At the beginning of the story, first published in The Boston Review last year, the narrator explains why the children are heading for Budapest: “There are guavas to steal in Budapest, and right now I’d die for guavas, or anything for that matter.” “There they encounter this lady from London who is more interested in taking their picture, which I guess happens when Westerners go to Africa, but she fails to realise that they are hungry,” Ms Bulawayo told the BBC’s Network Africa.

Ms Bulawayo says she identifies with the characters – Darling, Bastard, Chipo, Godknows, Stina and Sbho – and in the story she is “marrying the personal with the imaginary”. “Some of these incidents in Hitting Budapest are taken from my own life – the stealing of guavas to begin with, growing up less privileged and having these dreams.”

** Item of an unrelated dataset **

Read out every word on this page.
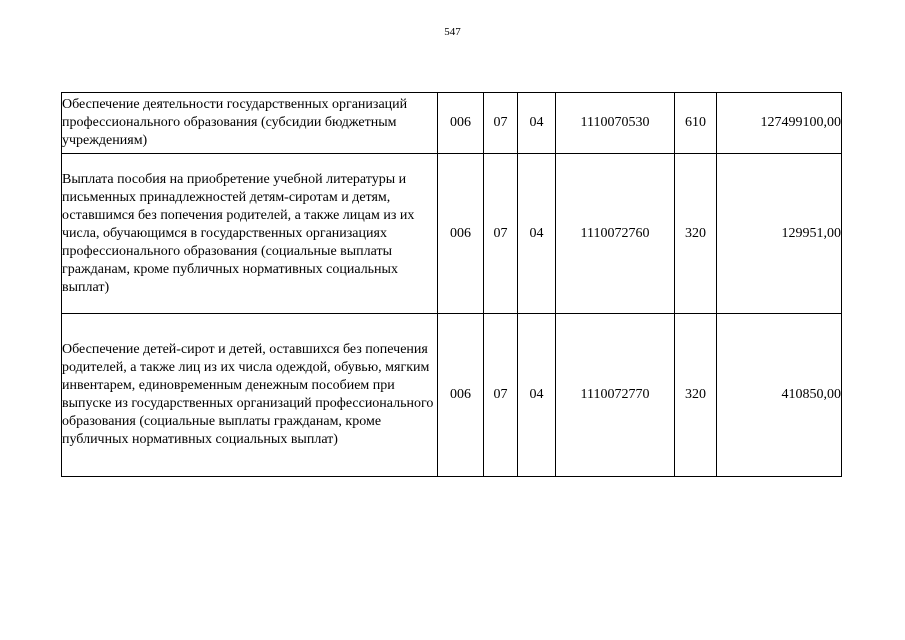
547
Обеспечение деятельности государственных организаций профессионального образования (субсидии бюджетным учреждениям)	006	07	04	1110070530	610	127499100,00
Выплата пособия на приобретение учебной литературы и письменных принадлежностей детям-сиротам и детям, оставшимся без попечения родителей, а также лицам из их числа, обучающимся в государственных организациях профессионального образования (социальные выплаты гражданам, кроме публичных нормативных социальных выплат)	006	07	04	1110072760	320	129951,00
Обеспечение детей-сирот и детей, оставшихся без попечения родителей, а также лиц из их числа одеждой, обувью, мягким инвентарем, единовременным денежным пособием при выпуске из государственных организаций профессионального образования (социальные выплаты гражданам, кроме публичных нормативных социальных выплат)	006	07	04	1110072770	320	410850,00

“The language of Hitting Budapest crackles,” said judge chair Hisham Matar, who announced the winner at a prize-giving ceremony in the UK city of Oxford on Monday evening. “This is a story with moral power and weight, it has the artistry to refrain from moral commentary. NoViolet Bulawayo is a writer who takes delight in language.”

Born and raised in Zimbabwe, Bulawayo has just completed her MFA at Cornell University in America, where she now teaches. “The story came from this need to engage with the world,” she said this morning. “I’m interested in what happens when two different worlds meet in a problematic way, I’m interested in honesty and in violence. These are real issues and real things.”

Although her character Darling longs to live in America, and Bulawayo has lived in the US since 1999, the country “does not feel like home”, the author said. “I miss home. I want to go and write from home. It’s a place which inspires me. I don’t feel inspired by America at all,” she said.

In the past, the prize has been won by such African writers as Wole Soyinka, Nadine Gordimer, Brian Chikwava, Leila Aboulela, Helon Habila and JM Coetzee. Bulawayo has just completed a novel, titled We Need New Names.